Clinton -- perhaps because his hair needed a few more rainbow ribbons (he was a barber before he was a musician!) -- didn't come onstage for a good 20 minutes. Instead, Gary "Starchild" Shider -- who wore nothing more than his trademark giant diaper -- fronted the All-Stars, which also crammed enough talent onstage to field a football team, plus a very sexy cheerleader squad. "This is gonna be a long one tonight," Starchild said. "We're gonna party like it's 1979." He wasn't kidding.

(A quick, entirely confusing P-Funk history lesson: Clinton, who originally started his career as a doo-wop artist, formed two bands in the '70s: Parliament and Funkadelic. Both bands shared musicians and experimented in mixing R&B, soul and funk, with Funkadelic journeying into psychedelic rock. Clinton eventually merged the bands in the '80s. These days, the P-Funk All-Stars roam the galaxy in a spaceship called the Mothership. Got that? Good.)

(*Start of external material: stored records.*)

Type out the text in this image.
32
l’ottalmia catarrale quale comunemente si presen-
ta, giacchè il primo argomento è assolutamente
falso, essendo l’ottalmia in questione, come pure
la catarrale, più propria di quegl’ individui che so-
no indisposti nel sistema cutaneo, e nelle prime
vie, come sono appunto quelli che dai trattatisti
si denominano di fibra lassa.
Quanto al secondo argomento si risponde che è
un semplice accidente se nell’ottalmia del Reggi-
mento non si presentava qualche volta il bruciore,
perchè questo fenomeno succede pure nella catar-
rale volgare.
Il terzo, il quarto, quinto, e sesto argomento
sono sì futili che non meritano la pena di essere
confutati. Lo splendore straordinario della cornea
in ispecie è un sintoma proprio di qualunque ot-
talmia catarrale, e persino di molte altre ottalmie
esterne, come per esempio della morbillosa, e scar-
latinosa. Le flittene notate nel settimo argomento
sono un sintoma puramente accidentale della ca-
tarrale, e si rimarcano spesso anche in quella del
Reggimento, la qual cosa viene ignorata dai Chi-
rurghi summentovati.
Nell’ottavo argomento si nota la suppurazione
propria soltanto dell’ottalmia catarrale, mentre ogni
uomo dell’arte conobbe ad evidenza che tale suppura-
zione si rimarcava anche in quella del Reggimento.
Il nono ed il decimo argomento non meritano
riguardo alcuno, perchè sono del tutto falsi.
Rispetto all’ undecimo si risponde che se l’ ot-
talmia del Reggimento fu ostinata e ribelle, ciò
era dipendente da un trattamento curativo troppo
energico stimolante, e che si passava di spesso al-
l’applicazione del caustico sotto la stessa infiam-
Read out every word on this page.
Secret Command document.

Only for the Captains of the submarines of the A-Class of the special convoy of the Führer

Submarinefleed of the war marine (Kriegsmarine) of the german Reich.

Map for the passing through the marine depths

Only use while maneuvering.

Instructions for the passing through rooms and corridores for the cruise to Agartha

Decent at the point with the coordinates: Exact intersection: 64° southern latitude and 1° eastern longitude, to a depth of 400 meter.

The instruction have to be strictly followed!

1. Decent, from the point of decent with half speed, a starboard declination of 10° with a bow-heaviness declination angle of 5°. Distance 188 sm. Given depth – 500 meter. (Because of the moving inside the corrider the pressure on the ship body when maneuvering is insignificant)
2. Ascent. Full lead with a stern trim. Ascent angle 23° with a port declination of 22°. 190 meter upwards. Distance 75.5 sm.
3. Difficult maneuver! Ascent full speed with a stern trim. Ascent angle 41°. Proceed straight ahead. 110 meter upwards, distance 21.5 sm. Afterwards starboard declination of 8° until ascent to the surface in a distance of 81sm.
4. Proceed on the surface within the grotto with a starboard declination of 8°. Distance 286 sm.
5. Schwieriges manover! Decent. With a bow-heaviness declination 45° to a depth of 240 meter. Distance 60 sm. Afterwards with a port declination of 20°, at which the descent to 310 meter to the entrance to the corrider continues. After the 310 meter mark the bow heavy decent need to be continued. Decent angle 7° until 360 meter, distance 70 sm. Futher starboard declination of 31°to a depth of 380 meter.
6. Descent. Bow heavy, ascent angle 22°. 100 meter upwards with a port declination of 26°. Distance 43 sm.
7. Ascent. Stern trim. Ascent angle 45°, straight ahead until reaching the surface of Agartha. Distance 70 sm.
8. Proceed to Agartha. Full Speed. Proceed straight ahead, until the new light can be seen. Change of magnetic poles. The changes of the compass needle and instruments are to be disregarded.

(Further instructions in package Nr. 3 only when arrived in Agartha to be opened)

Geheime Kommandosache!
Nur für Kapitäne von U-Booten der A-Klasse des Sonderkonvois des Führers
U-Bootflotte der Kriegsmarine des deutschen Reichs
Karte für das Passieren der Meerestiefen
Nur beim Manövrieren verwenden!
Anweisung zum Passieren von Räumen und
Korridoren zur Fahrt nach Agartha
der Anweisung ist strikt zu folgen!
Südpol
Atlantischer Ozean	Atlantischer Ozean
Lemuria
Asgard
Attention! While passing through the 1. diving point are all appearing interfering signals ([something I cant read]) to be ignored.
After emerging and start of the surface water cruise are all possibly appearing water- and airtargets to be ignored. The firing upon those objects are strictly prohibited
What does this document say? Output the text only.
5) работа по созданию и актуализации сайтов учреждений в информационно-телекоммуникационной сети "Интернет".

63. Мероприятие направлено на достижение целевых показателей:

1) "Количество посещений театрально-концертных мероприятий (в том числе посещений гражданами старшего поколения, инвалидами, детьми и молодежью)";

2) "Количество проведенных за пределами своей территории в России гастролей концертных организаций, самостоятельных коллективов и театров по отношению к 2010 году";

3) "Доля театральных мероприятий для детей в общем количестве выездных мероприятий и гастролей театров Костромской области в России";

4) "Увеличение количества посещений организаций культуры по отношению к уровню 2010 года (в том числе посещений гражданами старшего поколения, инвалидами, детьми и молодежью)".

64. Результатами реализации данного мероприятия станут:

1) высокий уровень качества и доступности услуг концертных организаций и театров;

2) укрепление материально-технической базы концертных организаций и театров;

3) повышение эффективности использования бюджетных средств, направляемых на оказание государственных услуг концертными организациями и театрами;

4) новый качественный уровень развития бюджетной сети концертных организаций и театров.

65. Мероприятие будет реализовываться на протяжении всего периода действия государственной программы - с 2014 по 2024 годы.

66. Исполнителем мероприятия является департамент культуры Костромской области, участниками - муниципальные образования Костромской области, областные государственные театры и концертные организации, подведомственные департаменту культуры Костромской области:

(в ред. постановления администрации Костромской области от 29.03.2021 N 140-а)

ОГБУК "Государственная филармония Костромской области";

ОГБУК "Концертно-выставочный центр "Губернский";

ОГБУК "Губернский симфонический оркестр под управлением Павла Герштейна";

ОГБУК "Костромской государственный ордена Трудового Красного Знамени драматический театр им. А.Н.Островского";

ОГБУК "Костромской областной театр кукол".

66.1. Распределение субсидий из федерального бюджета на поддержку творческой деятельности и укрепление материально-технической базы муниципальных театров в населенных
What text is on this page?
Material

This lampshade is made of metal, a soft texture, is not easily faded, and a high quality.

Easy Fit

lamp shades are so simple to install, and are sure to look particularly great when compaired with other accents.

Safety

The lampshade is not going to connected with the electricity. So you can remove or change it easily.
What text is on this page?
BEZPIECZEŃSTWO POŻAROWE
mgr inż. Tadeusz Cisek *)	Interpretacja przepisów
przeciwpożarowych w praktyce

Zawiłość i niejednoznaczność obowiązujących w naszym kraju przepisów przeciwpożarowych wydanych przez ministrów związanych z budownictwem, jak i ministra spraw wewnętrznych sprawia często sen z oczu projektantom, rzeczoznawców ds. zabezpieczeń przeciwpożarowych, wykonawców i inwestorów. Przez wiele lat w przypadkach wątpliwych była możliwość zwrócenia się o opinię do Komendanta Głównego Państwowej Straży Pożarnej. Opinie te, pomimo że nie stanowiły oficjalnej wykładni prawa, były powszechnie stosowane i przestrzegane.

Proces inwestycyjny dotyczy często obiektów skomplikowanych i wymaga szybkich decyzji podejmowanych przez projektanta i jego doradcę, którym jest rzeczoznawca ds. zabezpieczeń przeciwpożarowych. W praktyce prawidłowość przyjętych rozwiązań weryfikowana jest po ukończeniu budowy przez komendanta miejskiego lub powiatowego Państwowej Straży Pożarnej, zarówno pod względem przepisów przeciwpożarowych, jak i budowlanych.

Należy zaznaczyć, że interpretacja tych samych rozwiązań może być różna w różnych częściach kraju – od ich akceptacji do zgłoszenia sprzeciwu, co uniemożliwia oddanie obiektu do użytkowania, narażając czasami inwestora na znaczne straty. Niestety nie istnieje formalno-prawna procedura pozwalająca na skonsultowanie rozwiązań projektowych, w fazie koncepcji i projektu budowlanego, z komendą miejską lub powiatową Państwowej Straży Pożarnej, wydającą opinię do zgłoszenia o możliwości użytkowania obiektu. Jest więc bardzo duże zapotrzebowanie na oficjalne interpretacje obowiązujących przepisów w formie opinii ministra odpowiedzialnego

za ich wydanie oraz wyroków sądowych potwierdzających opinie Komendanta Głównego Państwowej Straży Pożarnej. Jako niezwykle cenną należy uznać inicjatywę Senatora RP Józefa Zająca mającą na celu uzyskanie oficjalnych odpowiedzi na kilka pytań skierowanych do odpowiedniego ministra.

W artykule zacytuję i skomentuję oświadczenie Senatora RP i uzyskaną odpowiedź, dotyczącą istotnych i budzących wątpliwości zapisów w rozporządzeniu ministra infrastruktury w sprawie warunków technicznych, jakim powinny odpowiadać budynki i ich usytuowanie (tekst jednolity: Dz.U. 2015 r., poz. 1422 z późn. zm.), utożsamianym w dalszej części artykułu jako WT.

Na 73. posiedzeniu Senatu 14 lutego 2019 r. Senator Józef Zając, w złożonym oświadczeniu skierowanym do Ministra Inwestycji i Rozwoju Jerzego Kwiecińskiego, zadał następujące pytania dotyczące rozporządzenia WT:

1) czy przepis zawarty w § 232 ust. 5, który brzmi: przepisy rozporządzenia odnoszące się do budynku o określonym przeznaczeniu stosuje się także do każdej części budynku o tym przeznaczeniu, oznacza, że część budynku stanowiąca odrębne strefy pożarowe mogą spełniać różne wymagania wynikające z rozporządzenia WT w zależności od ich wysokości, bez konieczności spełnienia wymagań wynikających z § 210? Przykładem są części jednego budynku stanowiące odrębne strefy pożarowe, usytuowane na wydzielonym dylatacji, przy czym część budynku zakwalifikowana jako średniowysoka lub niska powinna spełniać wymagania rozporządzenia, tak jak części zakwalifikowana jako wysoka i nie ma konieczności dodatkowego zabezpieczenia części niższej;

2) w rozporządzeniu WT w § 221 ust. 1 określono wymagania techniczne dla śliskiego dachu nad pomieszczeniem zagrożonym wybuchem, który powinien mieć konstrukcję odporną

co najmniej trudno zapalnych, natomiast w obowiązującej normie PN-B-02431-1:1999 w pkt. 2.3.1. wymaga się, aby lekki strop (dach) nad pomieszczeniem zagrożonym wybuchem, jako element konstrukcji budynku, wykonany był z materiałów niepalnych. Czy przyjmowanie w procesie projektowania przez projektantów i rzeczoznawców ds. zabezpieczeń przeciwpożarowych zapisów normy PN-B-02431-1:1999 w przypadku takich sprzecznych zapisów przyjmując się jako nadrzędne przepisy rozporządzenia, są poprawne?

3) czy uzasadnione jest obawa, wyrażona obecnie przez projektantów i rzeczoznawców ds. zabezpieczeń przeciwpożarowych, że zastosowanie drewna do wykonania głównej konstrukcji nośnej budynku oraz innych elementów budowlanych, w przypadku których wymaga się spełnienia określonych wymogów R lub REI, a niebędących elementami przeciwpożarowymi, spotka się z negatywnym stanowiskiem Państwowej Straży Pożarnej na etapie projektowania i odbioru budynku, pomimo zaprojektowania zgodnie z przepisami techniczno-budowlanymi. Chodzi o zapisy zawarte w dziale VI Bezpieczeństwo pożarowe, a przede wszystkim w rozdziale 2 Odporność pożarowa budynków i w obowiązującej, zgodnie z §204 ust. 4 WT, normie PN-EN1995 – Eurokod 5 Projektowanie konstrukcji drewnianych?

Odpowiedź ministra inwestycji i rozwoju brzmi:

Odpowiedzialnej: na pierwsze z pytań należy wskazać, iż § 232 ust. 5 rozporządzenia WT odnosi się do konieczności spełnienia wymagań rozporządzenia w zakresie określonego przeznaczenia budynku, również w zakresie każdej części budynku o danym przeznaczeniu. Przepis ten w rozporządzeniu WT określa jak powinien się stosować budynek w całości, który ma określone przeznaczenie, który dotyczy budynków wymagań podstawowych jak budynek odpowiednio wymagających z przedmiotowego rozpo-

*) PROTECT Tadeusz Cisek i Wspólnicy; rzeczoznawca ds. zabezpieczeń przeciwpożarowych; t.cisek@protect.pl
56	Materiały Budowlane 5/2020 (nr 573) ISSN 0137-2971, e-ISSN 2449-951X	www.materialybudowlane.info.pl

P-Funk opened with the bass-heavy "Funkentelechy (Where'd You Get That Funk From)," then jammed and jammed and jammed, rarely stopping for a breath. Not everything was brilliant in the three-hour set, especially when Clinton took a break: At five minutes, trippy instrumental classic "Maggot Brain" is a great song, with guitarist Blackbyrd McKnight doing a blistering Jimi Hendrix impression. At 15 minutes, "Maggot Brain" was enough to make you contemplate your car keys. And on several occasions, P-Funk's improvisation just seemed like so much tinkering. Just when you thought (hoped?) a song was ending -- it wasn't. Instead, there was a 10-minute theremin solo just around the corner.

But for better or worse, there ain't no party like a P-Funk party. It was impossible not to shimmy when Clinton hollered, "To the window! To the wall! Till the sweat runs down my wall!" and then commenced "Give Up the Funk (Tear the Roof Off)."

At 1:30 a.m., and with bodies in the crowd dropping left and right, Clinton finally unloaded his biggest hits: "One Nation Under a Groove," "Flashlight" and that peerless piece of funk majesty, "Atomic Dog" ("Bow wow wow, yippie yo, yippie yay!").

It wasn't until Starchild grabbed his boss's microphone and told him to leave that the show ended. And there's a lesson for you: When a man who wears a diaper for a living tells you the party's over, it really is time to go home.